Le rachat de Sun par Oracle menace-t-il réellement l’économie du libre ?
Microsoft et IBM ont été surpris d’apprendre que c’est finalement Oracle qui a mis sur la table les milliards de dollars nécessaires pour racheter Sun Microsystems. L’alliance de ces deux géants n’inquiète d’ailleurs pas seulement les autres géants du secteur des nouvelles technologies, mais également toute la communauté du logiciel libre. En effet, Oracle et Sun, regroupés, s’imposent comme les champions en la matière. Nos confrères de ZDnet sont allés interroger des spécialistes de ce secteur d’activité. Voici quelques unes des réactions les plus marquantes qu’ils ont pu recueillir.

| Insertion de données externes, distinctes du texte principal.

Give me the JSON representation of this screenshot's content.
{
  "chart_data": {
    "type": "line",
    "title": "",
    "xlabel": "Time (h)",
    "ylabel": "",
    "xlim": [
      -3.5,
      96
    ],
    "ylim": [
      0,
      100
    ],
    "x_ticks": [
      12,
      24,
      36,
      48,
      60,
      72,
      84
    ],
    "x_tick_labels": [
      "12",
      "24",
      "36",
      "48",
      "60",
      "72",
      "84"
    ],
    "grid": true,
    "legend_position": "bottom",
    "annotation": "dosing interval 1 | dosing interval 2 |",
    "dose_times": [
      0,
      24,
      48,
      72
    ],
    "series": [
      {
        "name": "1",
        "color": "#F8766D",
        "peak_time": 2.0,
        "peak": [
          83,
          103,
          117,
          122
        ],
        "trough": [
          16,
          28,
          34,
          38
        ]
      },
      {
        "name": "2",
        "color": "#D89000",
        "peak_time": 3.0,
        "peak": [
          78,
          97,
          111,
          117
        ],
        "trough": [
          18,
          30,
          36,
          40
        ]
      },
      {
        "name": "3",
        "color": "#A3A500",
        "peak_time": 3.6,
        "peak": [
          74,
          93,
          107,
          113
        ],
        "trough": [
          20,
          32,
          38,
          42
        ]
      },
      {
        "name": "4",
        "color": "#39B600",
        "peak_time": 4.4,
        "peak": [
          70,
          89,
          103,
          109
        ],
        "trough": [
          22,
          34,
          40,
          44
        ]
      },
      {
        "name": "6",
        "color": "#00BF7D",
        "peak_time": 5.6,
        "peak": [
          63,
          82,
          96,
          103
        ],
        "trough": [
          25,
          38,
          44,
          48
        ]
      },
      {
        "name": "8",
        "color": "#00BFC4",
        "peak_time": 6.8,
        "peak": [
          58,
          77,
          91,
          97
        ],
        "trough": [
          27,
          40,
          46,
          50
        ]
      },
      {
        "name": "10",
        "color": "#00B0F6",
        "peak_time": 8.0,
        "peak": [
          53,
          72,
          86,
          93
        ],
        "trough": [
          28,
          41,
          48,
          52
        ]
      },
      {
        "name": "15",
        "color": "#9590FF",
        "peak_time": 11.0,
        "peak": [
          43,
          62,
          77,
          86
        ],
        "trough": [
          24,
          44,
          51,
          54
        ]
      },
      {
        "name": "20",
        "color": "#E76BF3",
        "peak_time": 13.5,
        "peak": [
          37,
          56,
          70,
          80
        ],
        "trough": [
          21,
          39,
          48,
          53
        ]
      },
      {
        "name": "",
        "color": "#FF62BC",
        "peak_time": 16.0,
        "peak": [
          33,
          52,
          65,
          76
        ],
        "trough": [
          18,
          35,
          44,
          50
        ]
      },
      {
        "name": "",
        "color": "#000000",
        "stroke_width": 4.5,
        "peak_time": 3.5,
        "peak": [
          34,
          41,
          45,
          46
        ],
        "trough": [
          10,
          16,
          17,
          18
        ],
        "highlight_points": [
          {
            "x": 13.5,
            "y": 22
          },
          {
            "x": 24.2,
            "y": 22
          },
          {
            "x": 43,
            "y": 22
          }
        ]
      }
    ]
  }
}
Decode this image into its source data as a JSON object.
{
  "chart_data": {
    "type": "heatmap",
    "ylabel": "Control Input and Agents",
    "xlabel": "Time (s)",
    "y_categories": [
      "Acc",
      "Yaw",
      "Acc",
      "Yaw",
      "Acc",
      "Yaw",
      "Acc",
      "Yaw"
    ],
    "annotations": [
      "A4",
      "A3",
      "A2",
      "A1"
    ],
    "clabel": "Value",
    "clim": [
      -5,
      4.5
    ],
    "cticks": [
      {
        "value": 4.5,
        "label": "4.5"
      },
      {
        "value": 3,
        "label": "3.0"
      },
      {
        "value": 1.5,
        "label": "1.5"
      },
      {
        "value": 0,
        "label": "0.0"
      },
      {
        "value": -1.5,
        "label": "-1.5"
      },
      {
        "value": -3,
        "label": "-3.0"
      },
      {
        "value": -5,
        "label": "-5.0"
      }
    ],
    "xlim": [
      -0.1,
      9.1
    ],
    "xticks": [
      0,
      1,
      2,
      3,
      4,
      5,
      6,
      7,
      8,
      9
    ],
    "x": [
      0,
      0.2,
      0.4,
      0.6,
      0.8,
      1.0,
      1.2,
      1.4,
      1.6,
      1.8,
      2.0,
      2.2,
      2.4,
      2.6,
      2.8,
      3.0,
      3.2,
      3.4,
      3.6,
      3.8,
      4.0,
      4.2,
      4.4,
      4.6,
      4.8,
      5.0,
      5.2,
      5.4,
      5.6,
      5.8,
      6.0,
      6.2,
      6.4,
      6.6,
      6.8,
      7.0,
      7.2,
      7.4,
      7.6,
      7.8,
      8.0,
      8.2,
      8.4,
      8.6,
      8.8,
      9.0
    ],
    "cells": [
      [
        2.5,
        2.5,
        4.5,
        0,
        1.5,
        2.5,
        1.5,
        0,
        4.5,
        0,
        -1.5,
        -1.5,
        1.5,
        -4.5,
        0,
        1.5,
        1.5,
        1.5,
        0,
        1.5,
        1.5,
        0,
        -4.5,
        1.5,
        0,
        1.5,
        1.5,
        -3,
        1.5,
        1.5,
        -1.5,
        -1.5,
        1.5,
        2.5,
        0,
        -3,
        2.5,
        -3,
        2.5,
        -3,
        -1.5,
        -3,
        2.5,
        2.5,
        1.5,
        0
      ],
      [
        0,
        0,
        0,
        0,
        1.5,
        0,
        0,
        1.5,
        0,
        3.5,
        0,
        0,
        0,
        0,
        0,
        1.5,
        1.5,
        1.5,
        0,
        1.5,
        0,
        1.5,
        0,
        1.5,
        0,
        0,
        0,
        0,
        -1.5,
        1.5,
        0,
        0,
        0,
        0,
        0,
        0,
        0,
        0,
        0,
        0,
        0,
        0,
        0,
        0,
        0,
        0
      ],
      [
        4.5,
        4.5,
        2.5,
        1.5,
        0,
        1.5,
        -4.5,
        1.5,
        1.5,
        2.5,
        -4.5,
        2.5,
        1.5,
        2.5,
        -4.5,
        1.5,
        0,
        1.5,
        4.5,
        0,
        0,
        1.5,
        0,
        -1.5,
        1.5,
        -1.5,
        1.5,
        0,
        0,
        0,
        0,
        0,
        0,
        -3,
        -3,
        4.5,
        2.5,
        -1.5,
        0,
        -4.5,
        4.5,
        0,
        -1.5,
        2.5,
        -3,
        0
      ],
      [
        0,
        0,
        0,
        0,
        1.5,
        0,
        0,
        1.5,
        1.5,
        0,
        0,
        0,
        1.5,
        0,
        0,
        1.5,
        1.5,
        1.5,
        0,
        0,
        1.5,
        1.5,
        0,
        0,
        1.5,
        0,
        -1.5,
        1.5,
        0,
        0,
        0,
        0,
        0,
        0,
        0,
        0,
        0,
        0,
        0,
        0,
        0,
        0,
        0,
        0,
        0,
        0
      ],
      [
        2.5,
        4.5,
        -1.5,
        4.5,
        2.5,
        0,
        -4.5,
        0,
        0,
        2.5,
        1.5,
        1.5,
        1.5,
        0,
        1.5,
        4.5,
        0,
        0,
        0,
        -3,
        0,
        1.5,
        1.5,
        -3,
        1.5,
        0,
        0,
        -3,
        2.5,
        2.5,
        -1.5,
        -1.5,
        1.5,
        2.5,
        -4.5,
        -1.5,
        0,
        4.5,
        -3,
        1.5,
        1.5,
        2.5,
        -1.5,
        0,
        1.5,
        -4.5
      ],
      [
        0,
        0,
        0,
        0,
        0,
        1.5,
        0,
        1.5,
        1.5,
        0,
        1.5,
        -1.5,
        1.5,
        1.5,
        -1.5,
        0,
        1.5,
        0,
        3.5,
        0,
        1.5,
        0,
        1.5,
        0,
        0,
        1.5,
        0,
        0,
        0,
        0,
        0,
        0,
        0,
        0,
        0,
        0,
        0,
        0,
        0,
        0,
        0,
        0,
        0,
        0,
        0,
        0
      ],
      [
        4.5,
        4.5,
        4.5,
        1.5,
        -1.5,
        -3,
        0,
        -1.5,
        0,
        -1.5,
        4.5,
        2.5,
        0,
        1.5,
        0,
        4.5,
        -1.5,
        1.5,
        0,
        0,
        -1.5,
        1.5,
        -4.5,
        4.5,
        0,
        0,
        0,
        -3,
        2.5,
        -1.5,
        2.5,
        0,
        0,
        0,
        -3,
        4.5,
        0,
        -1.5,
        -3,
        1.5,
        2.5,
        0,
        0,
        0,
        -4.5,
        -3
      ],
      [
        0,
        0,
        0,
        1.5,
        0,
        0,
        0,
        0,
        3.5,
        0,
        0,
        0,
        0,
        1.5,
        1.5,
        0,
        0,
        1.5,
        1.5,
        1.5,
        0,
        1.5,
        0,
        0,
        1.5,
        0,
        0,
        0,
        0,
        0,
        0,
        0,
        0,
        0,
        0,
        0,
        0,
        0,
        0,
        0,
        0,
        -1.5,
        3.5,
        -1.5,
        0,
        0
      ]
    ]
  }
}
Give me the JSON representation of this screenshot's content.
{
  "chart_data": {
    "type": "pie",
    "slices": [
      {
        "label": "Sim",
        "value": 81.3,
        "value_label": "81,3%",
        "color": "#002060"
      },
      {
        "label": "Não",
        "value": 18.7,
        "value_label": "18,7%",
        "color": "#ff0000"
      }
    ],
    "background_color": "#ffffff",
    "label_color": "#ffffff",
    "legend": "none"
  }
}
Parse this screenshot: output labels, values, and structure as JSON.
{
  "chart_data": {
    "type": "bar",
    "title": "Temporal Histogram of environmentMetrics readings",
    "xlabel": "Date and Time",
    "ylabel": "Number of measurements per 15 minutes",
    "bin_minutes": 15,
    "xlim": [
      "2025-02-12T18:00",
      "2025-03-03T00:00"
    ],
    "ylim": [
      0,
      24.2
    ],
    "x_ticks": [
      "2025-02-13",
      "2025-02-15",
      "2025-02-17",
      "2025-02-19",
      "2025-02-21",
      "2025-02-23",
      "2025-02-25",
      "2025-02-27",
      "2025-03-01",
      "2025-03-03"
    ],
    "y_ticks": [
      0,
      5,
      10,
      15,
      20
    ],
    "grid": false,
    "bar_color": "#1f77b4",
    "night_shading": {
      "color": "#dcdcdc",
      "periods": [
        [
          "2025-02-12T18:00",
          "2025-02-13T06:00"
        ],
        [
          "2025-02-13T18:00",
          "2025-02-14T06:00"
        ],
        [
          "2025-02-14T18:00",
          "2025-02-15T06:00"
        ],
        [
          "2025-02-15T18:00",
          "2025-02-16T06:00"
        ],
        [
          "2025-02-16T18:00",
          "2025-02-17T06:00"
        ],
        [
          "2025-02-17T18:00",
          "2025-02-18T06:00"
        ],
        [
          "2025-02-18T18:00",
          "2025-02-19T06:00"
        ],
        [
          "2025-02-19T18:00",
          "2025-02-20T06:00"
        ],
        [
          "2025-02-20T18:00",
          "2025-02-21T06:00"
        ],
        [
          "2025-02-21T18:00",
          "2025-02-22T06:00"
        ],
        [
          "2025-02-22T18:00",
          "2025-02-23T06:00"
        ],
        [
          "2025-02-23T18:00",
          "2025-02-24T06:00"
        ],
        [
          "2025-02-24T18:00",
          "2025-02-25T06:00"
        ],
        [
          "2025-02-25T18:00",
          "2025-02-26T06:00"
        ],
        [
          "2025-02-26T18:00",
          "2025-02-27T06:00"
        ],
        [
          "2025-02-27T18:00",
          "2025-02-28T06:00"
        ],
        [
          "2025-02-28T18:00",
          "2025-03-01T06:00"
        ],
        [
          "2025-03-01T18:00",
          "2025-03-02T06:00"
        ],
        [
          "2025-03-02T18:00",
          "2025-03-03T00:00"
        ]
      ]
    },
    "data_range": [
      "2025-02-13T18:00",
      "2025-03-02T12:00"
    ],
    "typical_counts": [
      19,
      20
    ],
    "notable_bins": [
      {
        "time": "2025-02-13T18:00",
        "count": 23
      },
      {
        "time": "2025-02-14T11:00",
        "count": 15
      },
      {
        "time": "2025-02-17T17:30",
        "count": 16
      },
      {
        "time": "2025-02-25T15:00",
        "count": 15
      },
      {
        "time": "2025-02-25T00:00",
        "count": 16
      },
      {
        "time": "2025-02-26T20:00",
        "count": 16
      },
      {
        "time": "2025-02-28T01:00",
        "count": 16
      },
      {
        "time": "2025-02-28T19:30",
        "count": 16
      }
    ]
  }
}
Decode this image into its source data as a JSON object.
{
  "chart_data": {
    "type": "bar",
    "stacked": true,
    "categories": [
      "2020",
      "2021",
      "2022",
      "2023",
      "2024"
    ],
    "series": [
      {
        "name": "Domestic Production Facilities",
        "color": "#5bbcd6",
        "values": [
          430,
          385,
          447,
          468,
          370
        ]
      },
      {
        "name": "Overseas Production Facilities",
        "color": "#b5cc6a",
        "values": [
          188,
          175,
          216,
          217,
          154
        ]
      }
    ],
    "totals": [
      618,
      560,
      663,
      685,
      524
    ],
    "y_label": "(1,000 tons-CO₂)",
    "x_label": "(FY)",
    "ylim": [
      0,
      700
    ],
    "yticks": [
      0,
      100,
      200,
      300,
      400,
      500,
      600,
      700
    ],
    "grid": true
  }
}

Pour Alexandre Zapolsky (P-DG de Linagora), il ne semble pas y avoir de danger immédiat, même s’il convient de rester méfiant quant à l’approche d’Oracle et son exploitation du "faux libre" : "Oracle peut étrangler la bête ou au contraire maintenir une position plus Premium que Free. Oracle ne remettra vraisemblablement pas en cause l’ouverture de Java. Je ne pense pas non plus qu’une couche applicative comme Geronimo soit menacée par ce rachat. Néanmoins, je ne vois pas Oracle faire du libre au sens européen, mais plutôt favoriser l’approche Freemium".
Quant à Véronique Torner (Présidente d’Alter Way), elle alerte sur la vigilance qu’il faut garder vis-à-vis de ce rachat, puisque des questions se posent sur l’avenir des technologies libres qu’Oracle récupère chez Sun (MySQL, GlassFich, Java, etc.). "Oracle est désormais un contributeur de l’Open Source, même si on ne peut pas pour autant le qualifier d’acteur historique du Libre. Il est difficile de se prononcer à l’heure actuelle sur les conséquences de ce rachat. Nul n’est devin. L’optimisme et le pessimisme sont possibles. Oracle peut considérer des technologies comme GlassFish et MySQL comme concurrentes de ses produits et en freiner le développement" explique-t-elle.